やはりどこかで腹を割って話すしかないようだ。
「……ありがとうございます。ケーヴィにもお礼を言っておいてください」
「いえいえ。でも、そんなの何の役にも……」
「いやいや。めちゃくちゃ助かりますよ。お礼と言ってはなんですが」
『倉庫』から取り出したのは皿に積みあがったカラフルなサイコロ状のモノ。
「……これは? はぁ! すごくいい香りですっ」
「こっちが『バレーガアイス』。カラフルなのが『モーリーミルクたっぷり自家製フルーツアイス』です。スプーンでパクっとどうぞ」
「で、では……っんーーーー冷たくて甘くて溶けたのですっ!」
フルーツアイスを頬張るとこれでもかと目を輝かせた。
「ドーパミンが暴れています! ぼ、暴力的なおいしさです! これを『なめらかな舌触り』というのですねっ! うぅぅ……おいしいですぅぅ」
「何も泣かなくても……そっちは『振動攪拌』してるから、滑らかなんですよ」
「ごくりっ。も、もう1つ……」
「ふふっ全部どうぞ。まだあるのでケーヴィにもお土産にしましょう……それに今も作り続けてますから」
「ぃやったー っんーーこっちは甘酸っぱいですねっ っんーーこっちは上品な甘さってやつなのですぅ!」
「あっそんなに一度に食べると――」
「おいしいですぅ! あ゛! おでこが……痛い? これが『痛み』ですか? 12%ほどの痛みを感じていますっ!」
「ほら、ゆっくり食べないと痛いですよ」
「ん゛ん゛ー、ですが病みつきになるおいしさなのですっ っんーーーおいしいっ! はぁ! 痛みが17%になりましたっ! あ゛ぁいたいのですっ! でも手がとめられません! 痛みより欲求が勝っているのです! こ、これがあの『ドM』なのですね! 確か『旦那が仕事中にドMな若奥様のア――」
「キワモノ過ぎるって! ケーヴィしっかり見張っとけよ! ディーツー違いますからね! ゆっくり食べないとあげませんよっ」
「??」
◇
「もう一度言いますが『ボス討伐』はダメですよっ! いいですねっおにいちゃん。ふぅ……以上、緊急連絡でした」
大きな身振り手振りの『タンクトッパー』は説明を終えた。
「……ど、どうでしょうか?」
「あっ感想ですか? あっはい。そうですね。

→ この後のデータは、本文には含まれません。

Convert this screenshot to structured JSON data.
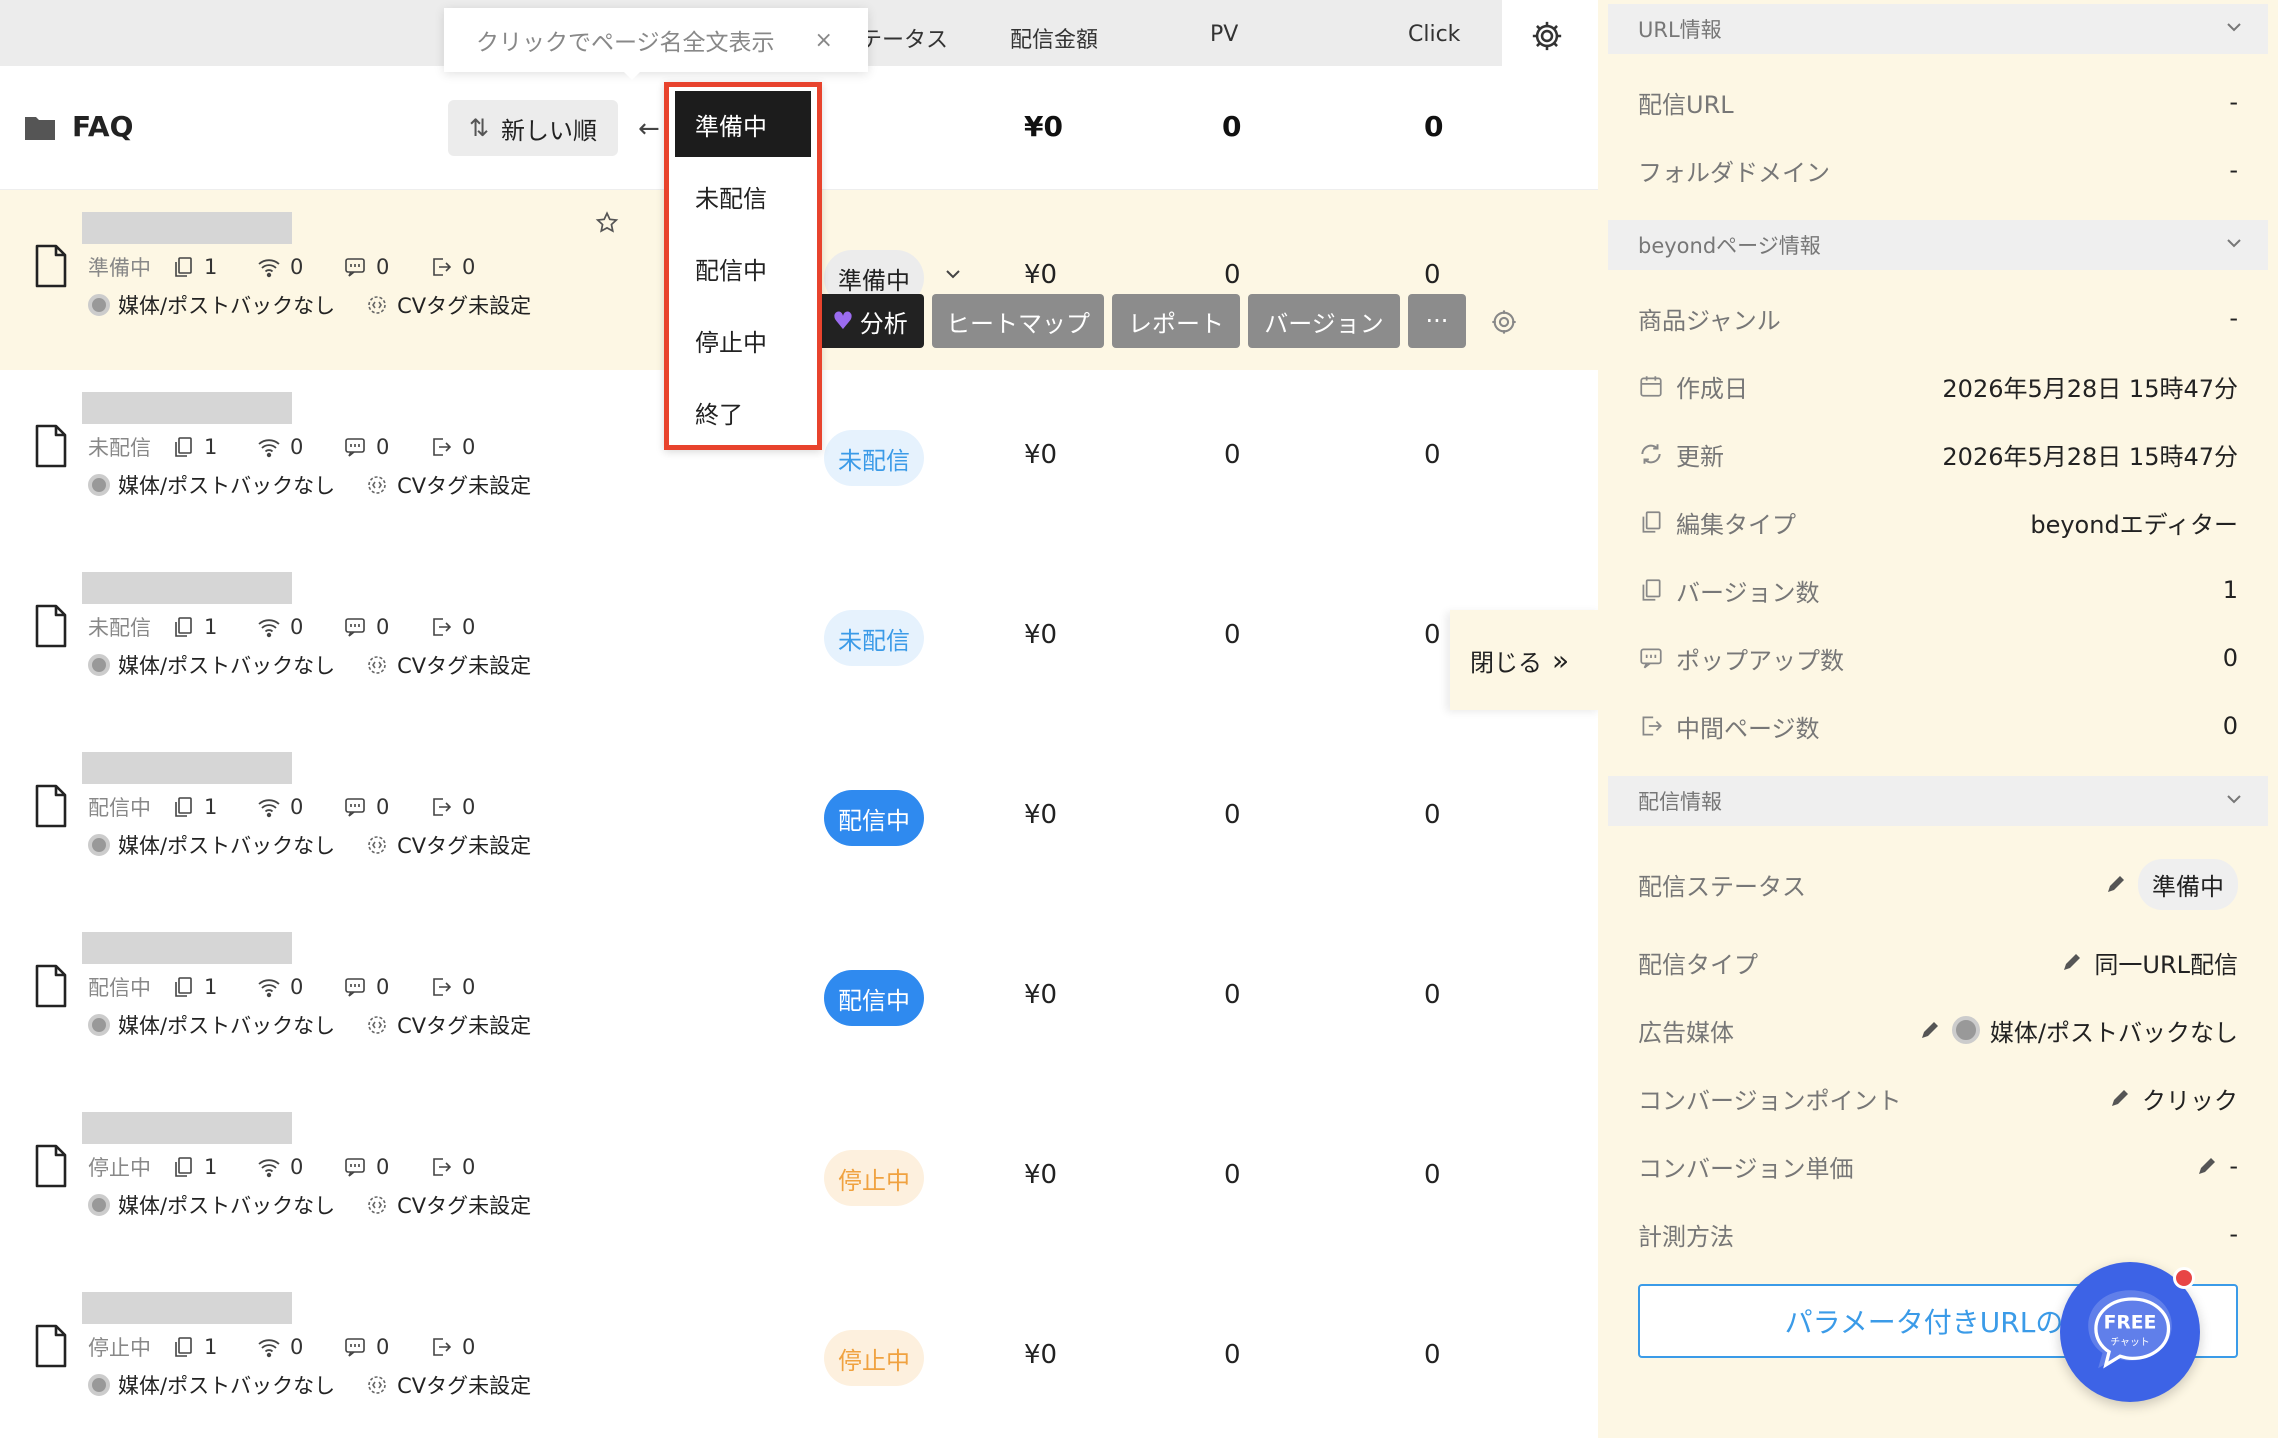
{
  "header": {
    "status_col": "テータス",
    "amount_col": "配信金額",
    "pv_col": "PV",
    "click_col": "Click"
  },
  "tooltip": {
    "text": "クリックでページ名全文表示",
    "close": "×"
  },
  "folder": {
    "name": "FAQ",
    "sort_label": "新しい順",
    "amount": "¥0",
    "pv": "0",
    "click": "0"
  },
  "dropdown": [
    "準備中",
    "未配信",
    "配信中",
    "停止中",
    "終了"
  ],
  "rows": [
    {
      "status_small": "準備中",
      "versions": "1",
      "signal": "0",
      "popups": "0",
      "exits": "0",
      "media": "媒体/ポストバックなし",
      "cv": "CVタグ未設定",
      "badge": "準備中",
      "amount": "¥0",
      "pv": "0",
      "click": "0"
    },
    {
      "status_small": "未配信",
      "versions": "1",
      "signal": "0",
      "popups": "0",
      "exits": "0",
      "media": "媒体/ポストバックなし",
      "cv": "CVタグ未設定",
      "badge": "未配信",
      "amount": "¥0",
      "pv": "0",
      "click": "0"
    },
    {
      "status_small": "未配信",
      "versions": "1",
      "signal": "0",
      "popups": "0",
      "exits": "0",
      "media": "媒体/ポストバックなし",
      "cv": "CVタグ未設定",
      "badge": "未配信",
      "amount": "¥0",
      "pv": "0",
      "click": "0"
    },
    {
      "status_small": "配信中",
      "versions": "1",
      "signal": "0",
      "popups": "0",
      "exits": "0",
      "media": "媒体/ポストバックなし",
      "cv": "CVタグ未設定",
      "badge": "配信中",
      "amount": "¥0",
      "pv": "0",
      "click": "0"
    },
    {
      "status_small": "配信中",
      "versions": "1",
      "signal": "0",
      "popups": "0",
      "exits": "0",
      "media": "媒体/ポストバックなし",
      "cv": "CVタグ未設定",
      "badge": "配信中",
      "amount": "¥0",
      "pv": "0",
      "click": "0"
    },
    {
      "status_small": "停止中",
      "versions": "1",
      "signal": "0",
      "popups": "0",
      "exits": "0",
      "media": "媒体/ポストバックなし",
      "cv": "CVタグ未設定",
      "badge": "停止中",
      "amount": "¥0",
      "pv": "0",
      "click": "0"
    },
    {
      "status_small": "停止中",
      "versions": "1",
      "signal": "0",
      "popups": "0",
      "exits": "0",
      "media": "媒体/ポストバックなし",
      "cv": "CVタグ未設定",
      "badge": "停止中",
      "amount": "¥0",
      "pv": "0",
      "click": "0"
    }
  ],
  "actions": {
    "analyze": "分析",
    "heatmap": "ヒートマップ",
    "report": "レポート",
    "version": "バージョン",
    "more": "···"
  },
  "close_tab": "閉じる",
  "panel": {
    "url_section": "URL情報",
    "delivery_url_label": "配信URL",
    "delivery_url_value": "-",
    "folder_domain_label": "フォルダドメイン",
    "folder_domain_value": "-",
    "beyond_section": "beyondページ情報",
    "genre_label": "商品ジャンル",
    "genre_value": "-",
    "created_label": "作成日",
    "created_value": "2026年5月28日 15時47分",
    "updated_label": "更新",
    "updated_value": "2026年5月28日 15時47分",
    "edit_type_label": "編集タイプ",
    "edit_type_value": "beyondエディター",
    "version_count_label": "バージョン数",
    "version_count_value": "1",
    "popup_count_label": "ポップアップ数",
    "popup_count_value": "0",
    "mid_page_label": "中間ページ数",
    "mid_page_value": "0",
    "delivery_section": "配信情報",
    "delivery_status_label": "配信ステータス",
    "delivery_status_value": "準備中",
    "delivery_type_label": "配信タイプ",
    "delivery_type_value": "同一URL配信",
    "ad_media_label": "広告媒体",
    "ad_media_value": "媒体/ポストバックなし",
    "conversion_point_label": "コンバージョンポイント",
    "conversion_point_value": "クリック",
    "conversion_price_label": "コンバージョン単価",
    "conversion_price_value": "-",
    "measure_label": "計測方法",
    "measure_value": "-",
    "param_url_button": "パラメータ付きURLの発"
  },
  "chat": {
    "free": "FREE",
    "sub": "チャット"
  },
  "colors": {
    "accent": "#2f8aef",
    "highlight_border": "#e8432d",
    "panel_bg": "#fdf7e4",
    "chat": "#3d63e6"
  }
}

感想としては、『人間、辞めはじめました』って感じです……ね」
今まで頑張って体重を支えていた膝から『ガクン』という断末魔が聞こえた気がした。
「あっあぁ、どうしたんですかっ?」
「『呼吸が必要ないほど心肺機能を強化した』ってどういうことですかっ」
「あっえーと、この場所の酸素濃度にも起因していますが、呼吸を介したウィルスや毒などの『自己修復』以上の継続破壊を除去するためです。本当にマズイ時は自動で『無呼吸モード』に切り替わるから安心してください」
「無呼吸に切り替わるって、怖っ……もっとこう何ていうか【力】や【魔力】を強くするとか有ったでしょう!」
「そ、それは肉体を、その……アレしないとダメだったのです。……具体的にはまず1回潰して――」
「あっもういいです! ごめんなさいっ」
おっけぇアレしないでくれてありがとう!
ギリギリまだ人間ですっありがとうっ!
「……よ、喜んでもらえませんか?」
「いや……その……嬉しいです……ありがとうございました」
「本当に喜んでもらえましたかっ? 明らかに―― ん? えーとなになに『水中の世界を眺めるのも悪くないのでは?』ですって、あっ確かに水の中でも――」
煤けてボケていた脳裏に『シャキーン』という復活音が聞こえた気がした。
「っナイスだディーツー! っはぁー! いやほんと最高! いやーそもそも呼吸とか要らないですもんねっ! 意味分かんないですもんね呼吸なんて。うんっ心肺強化最高!」
「え、えぇ? ふあぁ、えーと、良かったですねっ」
早速『清浄のスカーフ』を外す。
ありがとうメルさん。これは大事に取っておこう。
すぅぅっはぁー。
空気が美味いったらないもの。
肺だけじゃなくて五臓六腑に染み渡って来てる感じだもの。
もう出来得る限り早く王都行きたい。
美しい水中の別世界に思いを馳せる。今日は良く眠れそうだ。